Passing the torch: Evangelical church buys Historic First Presbyterian Church building

City of Grace purchased the historic building for $3.75 million, finalizing the sale on Sept. 28. The church’s new weekly service is expected to begin in January 2013. (Alexis Macklin/DD)

A multi-campus church recently purchased the Historic First Presbyterian Church building, expanding to three campuses and posing an uncertain future for the Historic First Presbyterian congregation, who have occupied the building since 1929.

City of Grace, an evangelical church, began in 2008 after the merging of Word of Grace church in Mesa and CitiChurch in Scottsdale. The two buildings are home to City of Grace’s two other campuses. The church spent two-and-a-half years searching for their third location in downtown Phoenix.

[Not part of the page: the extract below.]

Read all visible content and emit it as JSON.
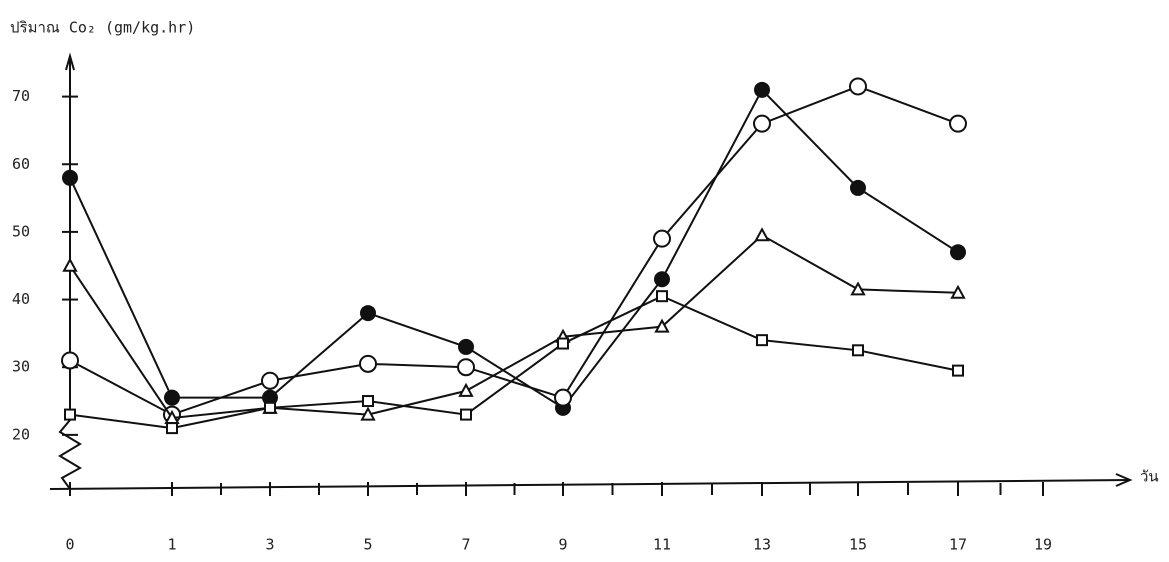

Terry Crist, senior pastor for City of Grace, said the church looked at several vacant churches and warehouses before the Historic First Presbyterian Church building, located on Fourth Avenue and Van Buren Street, went up for sale on Aug. 1.

“We looked at a combination of church buildings and industrial buildings,” Crist said, mentioning the closed Circles Records & Tapes building on Central Avenue and McKinley Street as one of the potential sites. City of Grace’s move to downtown was due to the rising number of young students and employees who live in the area.

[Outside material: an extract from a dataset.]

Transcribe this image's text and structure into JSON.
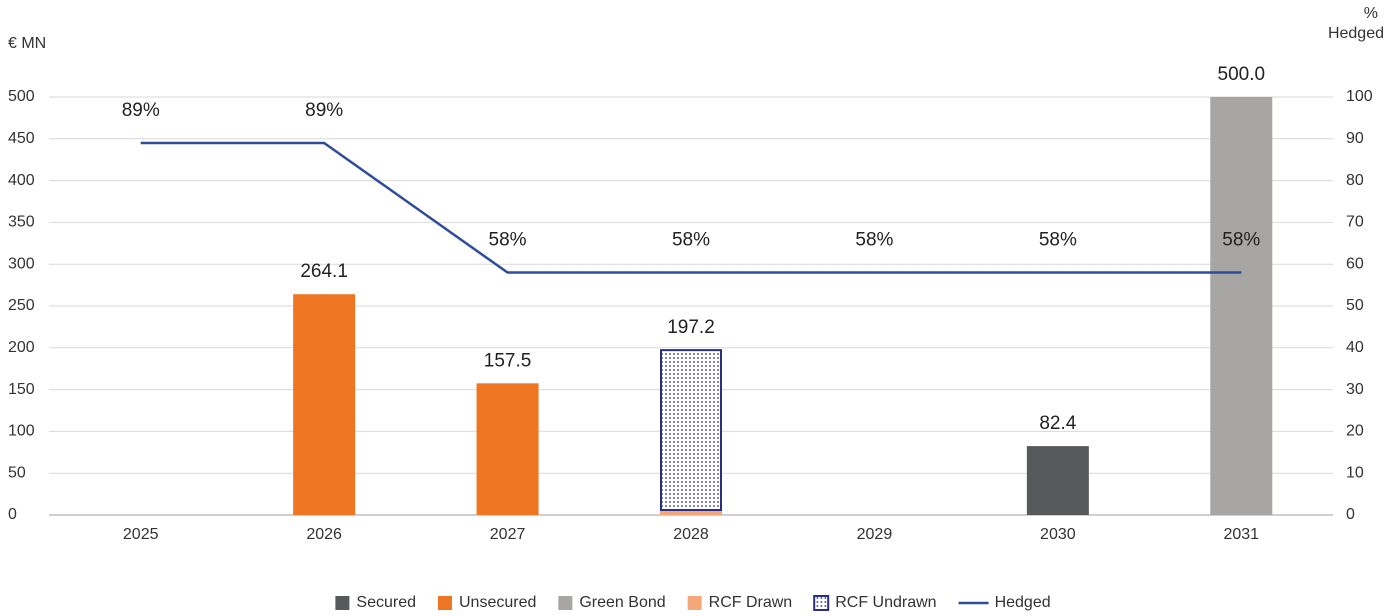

“We feel like the real surge of growth will be in downtown,” Crist said. Currently, City of Grace has 250 members who live within five minutes of the downtown Phoenix area. City of Grace’s weekly service at the Historic First building will begin Jan. 20, 2013. The church hopes to start with 300 attendees and within two years expand to several thousand.

Two churches, City of Grace and Mars Hill Church, met the asking price of $3.72 million, with City of Grace ultimately purchasing it for $3.75 million. The sale was completed on Sept. 28.

City of Grace financed the purchase of the building through B.C. Ziegler Investment Bank, which specializes in acquisitions of large churches. A fall pledge drive is also going toward the purchase and restoration of the building. Currently, City of Grace has reached $1 million of its $1.25 million pledge goal. After gaining possession of the building, City of Grace began construction and renovation projects for the downtown location, including renovating the first floor.

In addition to bringing members to City of Grace’s downtown campus, Crist also hopes to start working with the surrounding community as quickly as possible. City of Grace hopes to use the most out of their new downtown facility, including the gym and kitchen. In a document sent to Historic First Presbyterian Church during the purchase discussions, City of Grace mentioned expanding departments at its other campuses to the downtown location. These sections include work such as homeless aid, tutoring and foster care.

This resonated with Historic First Presbyterian Church’s Interim Pastor John Poling, who already saw City of Grace’s influence here in downtown Phoenix.

“They’re very focused on having mission to people who simply need some help… they already have teams of people who bring food to people downtown. Now they’ll have a kitchen to do it out of here,” Poling said.

Poling, who has been an interim pastor since April, said that the opening of other Presbyterian churches caused decreased attendance at the Historic First Presbyterian Church. At the end of its ownership, the Historic First Presbyterian Church occupied only about 1,800 of the 65,000 square feet of the property.

“It became insuperable… maintenance just became a huge part of the budget,” Poling said.

Though the Historic First Presbyterian Church has 142 members, each Sunday brings together less than a hundred. According to Poling, this is a sharp decrease from the 2,800 people that used to gather there in 1958. Many of the church members now live in Tempe, Chandler or Ahwatukee.

Considering the short time the church was on the market, the Historic First Presbyterian congregation has some time to decide what their next step should be. City of Grace offered to let Historic First continue meeting in the building for 24 months while charging them utility fees.

At a meeting last Sunday Historic First congregation members discussed the future of the church. Many at the meeting, some who have attended services there since the 1950’s, were surprised at how quickly the building was purchased. The congregation wanted more time to decide whether to move to another location, unite with City of Grace or disband the congregation.

“Ultimately, I don’t think we as a body will exist at the end of a two-year lease here,” said five-year congregation member Amy Perez.

Other members, such as Deacon Brett Wingate, believe the Historic First community could learn how to grow from an organization like City of Grace.

“We can learn an awful lot from rubbing elbows with people who are successful,” Wingate said.

Historic First Presbyterian Church will hold another member meeting Dec. 2 to decide whether to leave the building. Until then it will continue to hold its morning Sunday service. Despite all the changes Historic First Presbyterian Church has undergone this year, the future of the area still looks bright to Poling.

“There is someone else coming in and doing a lot of the same things (we did),” he said.